Ordinarily, a book on writing advice wouldn’t need to cover every important aspect of storytelling. Instead, it could specialize in whatever topic the author wanted to write about. But WaN is supposed to be the last book on novel writing you’ll ever need, so it doesn’t get any slack. A book making that kind of claim should at least include all the basics, but instead, Brody assumes you already know how to write a novel, then sells you a bunch of bells and whistles on top of that. Also, most of the bells and whistles are broken.  

Following This Sheet Will Only Waste Your Time 

I’m not convinced that anyone has actually finished a novel using WaN’s beat sheet, but what would happen if you tried? Assuming you weren’t already an expert, you’d start with a character who has a whole laundry list of flaws, many of which you don’t have time to address. But it’s fine; you gave the character a neat hobby, so readers are sure to care about them anyway. 

Then, you have a bunch of exposition where nothing is happening, because you need to establish all the people in your hero’s social circles. Once you’re done with that, it’s time for a disaster that will somehow motivate your hero to do something.

It’s hard to project further, because Brody has so little advice on how to craft a plot. But there’s a long section where the story meanders around because Brody’s only direction is to fulfill the “promise of the premise,” and your hero meets some extra characters who are related to the internal conflict in an unspecified way. 

Finally, something bad happens that might be the worst thing your hero has ever experienced, or it might be a more commonplace problem. It’s okay though, because your hero pulls a solution out of thin air and then learns a lesson.

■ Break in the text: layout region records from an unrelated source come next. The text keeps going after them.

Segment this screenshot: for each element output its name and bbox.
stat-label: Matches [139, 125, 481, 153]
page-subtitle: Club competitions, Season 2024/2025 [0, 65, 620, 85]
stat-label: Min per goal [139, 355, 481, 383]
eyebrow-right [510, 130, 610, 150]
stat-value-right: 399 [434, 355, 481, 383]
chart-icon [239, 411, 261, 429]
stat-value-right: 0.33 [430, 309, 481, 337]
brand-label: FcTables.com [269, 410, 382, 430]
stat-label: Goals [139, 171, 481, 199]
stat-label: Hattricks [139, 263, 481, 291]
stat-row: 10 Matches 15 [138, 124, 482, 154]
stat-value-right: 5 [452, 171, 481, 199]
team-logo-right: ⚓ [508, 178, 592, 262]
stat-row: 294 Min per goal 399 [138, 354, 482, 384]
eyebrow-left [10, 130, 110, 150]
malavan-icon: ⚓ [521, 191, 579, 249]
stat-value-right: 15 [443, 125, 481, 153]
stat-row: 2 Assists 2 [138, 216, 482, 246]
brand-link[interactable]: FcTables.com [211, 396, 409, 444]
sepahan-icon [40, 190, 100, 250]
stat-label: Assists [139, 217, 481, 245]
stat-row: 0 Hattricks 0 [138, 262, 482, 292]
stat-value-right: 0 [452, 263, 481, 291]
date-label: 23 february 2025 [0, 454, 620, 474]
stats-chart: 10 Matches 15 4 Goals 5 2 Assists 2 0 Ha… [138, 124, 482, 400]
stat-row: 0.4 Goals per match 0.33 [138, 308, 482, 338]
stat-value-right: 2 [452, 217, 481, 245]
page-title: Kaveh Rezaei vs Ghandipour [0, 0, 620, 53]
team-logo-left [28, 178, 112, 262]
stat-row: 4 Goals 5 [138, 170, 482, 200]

How many of the hero’s flaws does that lesson address? Only Brody knows. 

It’s ironic that Brody has an entire section where she bridles at the beat sheet being called a “formula,” because a real storytelling formula could be pretty cool. The fear is that it would make all stories the same, but it might just as easily serve as a base for authors to build on top of, the same way open-source rules do in the TTRPG community. 

We won’t find out today though, because WaN is definitely not a novel-writing formula. It’s more like a novel-writing blender. You put ideas into it, and it shreds them into a nearly unrecognizable form. And at the same time, Brody and Snyder before her have the gall to tell you that they’ve figured it all out. If you read their books and still can’t produce a masterpiece, it must be due to some fault in your character. 

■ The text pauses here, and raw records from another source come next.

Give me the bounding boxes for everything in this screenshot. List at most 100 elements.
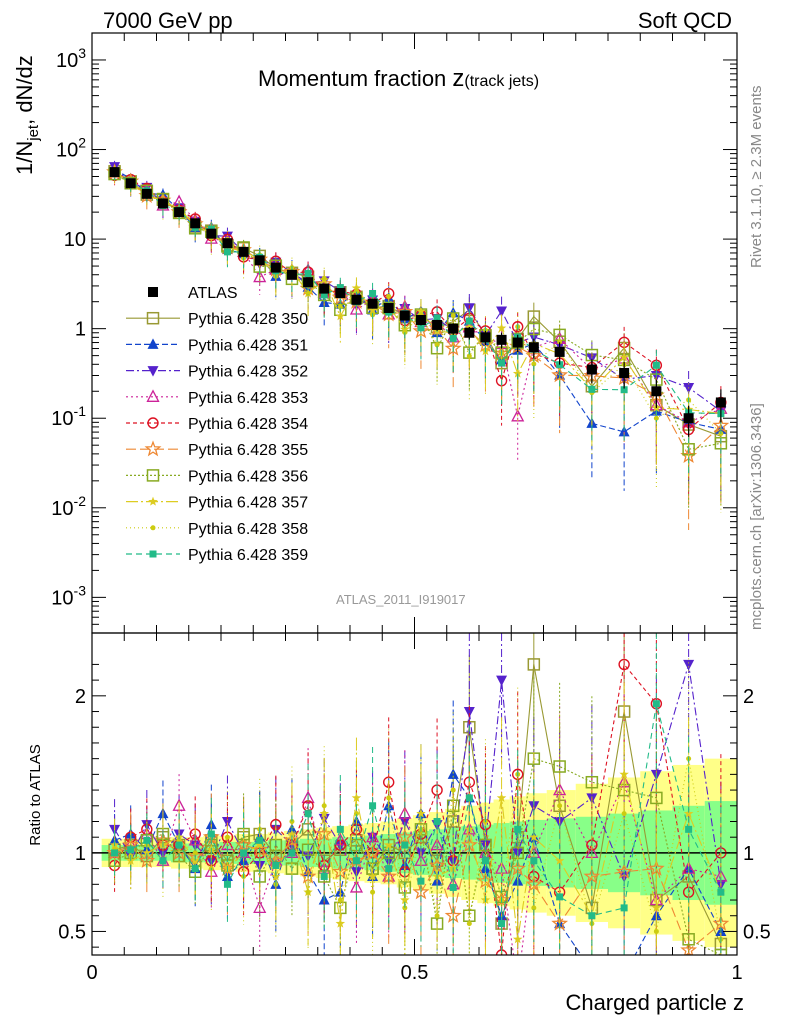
ratio-point xyxy=(319,808,329,818)
atlas-point xyxy=(448,323,459,334)
ratio-point xyxy=(240,849,248,857)
ratio-point xyxy=(351,792,362,802)
atlas-point xyxy=(496,334,507,345)
ratio-point xyxy=(496,792,507,802)
legend-item: Pythia 6.428 352 xyxy=(126,364,308,381)
legend-item: Pythia 6.428 356 xyxy=(126,468,308,485)
legend-label: Pythia 6.428 352 xyxy=(188,364,308,381)
atlas-point xyxy=(586,364,597,375)
atlas-point xyxy=(512,337,523,348)
y-axis-label-group: 1/Njet, dN/dz xyxy=(12,55,42,175)
atlas-point xyxy=(351,294,362,305)
ratio-point xyxy=(320,872,328,880)
atlas-point xyxy=(109,167,120,178)
ratio-point xyxy=(370,889,376,895)
ratio-point xyxy=(650,791,663,805)
ratio-point xyxy=(272,861,280,869)
ratio-series-line xyxy=(114,757,722,955)
y-label-rest: , dN/dz xyxy=(12,55,37,125)
ratio-point xyxy=(514,825,522,833)
chart-title-z: z xyxy=(452,65,464,92)
legend-label: Pythia 6.428 350 xyxy=(188,311,308,328)
ratio-series-group xyxy=(106,633,730,955)
header-energy: 7000 GeV pp xyxy=(103,8,233,33)
ratio-point xyxy=(683,808,694,818)
legend-item: Pythia 6.428 355 xyxy=(126,440,308,459)
ratio-point xyxy=(682,933,695,946)
x-tick-label: 1 xyxy=(731,962,742,984)
y-tick-label: 102 xyxy=(56,135,86,162)
ratio-y-tick-label-right: 2 xyxy=(743,686,754,708)
atlas-point xyxy=(254,255,265,266)
ratio-point xyxy=(386,795,392,801)
legend-marker xyxy=(148,287,158,297)
legend-marker xyxy=(144,440,162,457)
ratio-point xyxy=(680,941,698,955)
ratio-series-359 xyxy=(111,633,725,955)
y-tick-base: 10 xyxy=(56,50,78,72)
x-tick-label: 0 xyxy=(86,962,97,984)
data-point xyxy=(498,359,506,367)
chart-title: Momentum fraction z(track jets) xyxy=(258,65,539,92)
ratio-point xyxy=(621,811,627,817)
ratio-point xyxy=(337,897,343,903)
data-point xyxy=(588,385,596,393)
ratio-point xyxy=(412,883,430,900)
legend-marker xyxy=(146,311,160,325)
atlas-point xyxy=(125,178,136,189)
atlas-point xyxy=(238,246,249,257)
y-tick-base: 10 xyxy=(51,408,73,430)
atlas-point xyxy=(190,218,201,229)
atlas-point xyxy=(528,342,539,353)
ratio-point xyxy=(111,849,119,857)
ratio-point xyxy=(369,802,377,810)
x-axis-label: Charged particle z xyxy=(565,990,744,1015)
ratio-point xyxy=(317,870,331,883)
atlas-point xyxy=(303,277,314,288)
data-point xyxy=(512,368,523,378)
ratio-y-tick-label: 0.5 xyxy=(58,921,86,943)
y-label-sub: jet xyxy=(25,124,42,142)
legend-item: Pythia 6.428 350 xyxy=(126,311,308,328)
ratio-point xyxy=(585,775,599,789)
y-tick-label: 10 xyxy=(64,229,86,251)
y-tick-exp: 2 xyxy=(78,135,86,151)
series-line xyxy=(114,171,721,415)
atlas-point xyxy=(683,413,694,424)
ratio-point xyxy=(583,867,601,884)
ratio-point xyxy=(349,880,364,893)
atlas-point xyxy=(286,269,297,280)
legend-item: Pythia 6.428 357 xyxy=(126,495,308,512)
data-point xyxy=(417,324,425,332)
ratio-y-axis-label: Ratio to ATLAS xyxy=(27,744,44,845)
atlas-point xyxy=(222,238,233,249)
legend-label: Pythia 6.428 353 xyxy=(188,390,308,407)
ratio-point xyxy=(512,934,523,944)
atlas-point xyxy=(432,319,443,330)
atlas-point xyxy=(464,327,475,338)
main-frame xyxy=(91,32,738,634)
y-tick-base: 10 xyxy=(56,140,78,162)
atlas-data-group xyxy=(109,167,726,437)
ratio-series-line xyxy=(114,832,722,952)
ratio-point xyxy=(289,818,295,824)
legend-label: Pythia 6.428 354 xyxy=(188,416,308,433)
y-axis-label: 1/Njet, dN/dz xyxy=(12,55,42,175)
y-tick-base: 10 xyxy=(51,587,73,609)
data-point xyxy=(450,313,456,319)
atlas-point xyxy=(367,298,378,309)
x-tick-label: 0.5 xyxy=(401,962,429,984)
y-tick-exp: -1 xyxy=(74,403,87,419)
atlas-point xyxy=(319,283,330,294)
atlas-point xyxy=(651,386,662,397)
legend-label: Pythia 6.428 356 xyxy=(188,468,308,485)
legend-label: Pythia 6.428 358 xyxy=(188,521,308,538)
legend-marker xyxy=(147,417,159,429)
legend-label: Pythia 6.428 359 xyxy=(188,547,308,564)
y-tick-exp: -3 xyxy=(74,582,87,598)
data-point xyxy=(253,269,267,283)
data-point xyxy=(386,293,392,299)
ratio-point xyxy=(256,836,264,844)
atlas-point xyxy=(715,397,726,408)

Not only is this book a waste of money, it’s a waste of self-esteem. It’s hard enough to struggle through writing on your own; now, you can do that while also being lectured on how easy it is with this one weird trick! 

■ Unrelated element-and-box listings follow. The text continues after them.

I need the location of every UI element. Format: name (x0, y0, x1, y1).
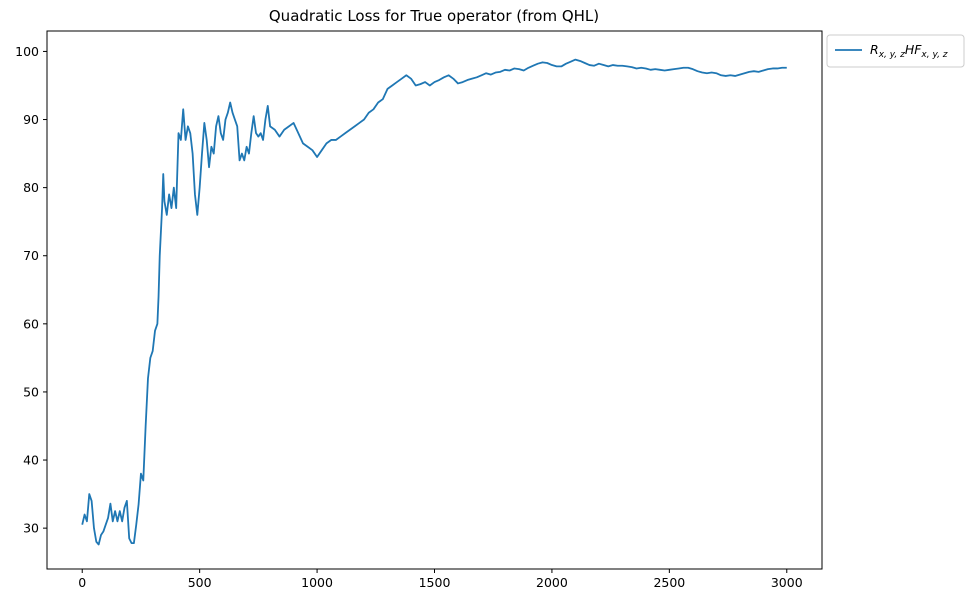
x-tick-label: 3000 (771, 575, 803, 590)
x-tick-label: 1000 (301, 575, 333, 590)
legend: Rx, y, zHFx, y, z (826, 34, 965, 68)
y-tick-label: 50 (23, 384, 39, 399)
legend-label: Rx, y, zHFx, y, z (870, 42, 948, 60)
legend-label-f-subscript: x, y, z (920, 50, 947, 60)
y-tick-label: 40 (23, 453, 39, 468)
x-axis: 0 500 1000 1500 2000 2500 3000 (78, 569, 803, 590)
plot-frame (46, 30, 823, 570)
series-line (81, 58, 787, 546)
y-axis: 30 40 50 60 70 80 90 100 (15, 44, 47, 536)
legend-box (826, 34, 965, 68)
y-tick-label: 30 (23, 521, 39, 536)
chart-title: Quadratic Loss for True operator (from Q… (269, 7, 599, 25)
series-layer (81, 58, 787, 546)
legend-label-r-subscript: x, y, z (878, 50, 905, 60)
x-tick-label: 1500 (419, 575, 451, 590)
y-tick-label: 70 (23, 248, 39, 263)
legend-label-r: R (870, 42, 879, 57)
y-tick-label: 100 (15, 44, 39, 59)
y-tick-label: 80 (23, 180, 39, 195)
y-tick-label: 60 (23, 316, 39, 331)
x-tick-label: 2000 (536, 575, 568, 590)
legend-label-hf: HF (905, 42, 922, 57)
x-tick-label: 500 (188, 575, 212, 590)
x-tick-label: 0 (78, 575, 86, 590)
y-tick-label: 90 (23, 112, 39, 127)
x-tick-label: 2500 (653, 575, 685, 590)
plot-area (46, 30, 823, 570)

The bad news is that this kind of extreme overpromising is pretty common in books on writing advice. I’ve seen it from a host of other books, blogs, and podcasts. The reason I’m covering StC and WaN rather than any of those others is that thanks to Snyder’s popularity, these two books are already well known, so I don’t have to worry that I’m giving them free press. 

The good news is that we’re finally done with Save the Cat!, hopefully forever. Brody does have a new book coming out about YA novels, but I probably won’t cover it. After all, WaN has already taught me everything I need to know, right? What more could there be to learn?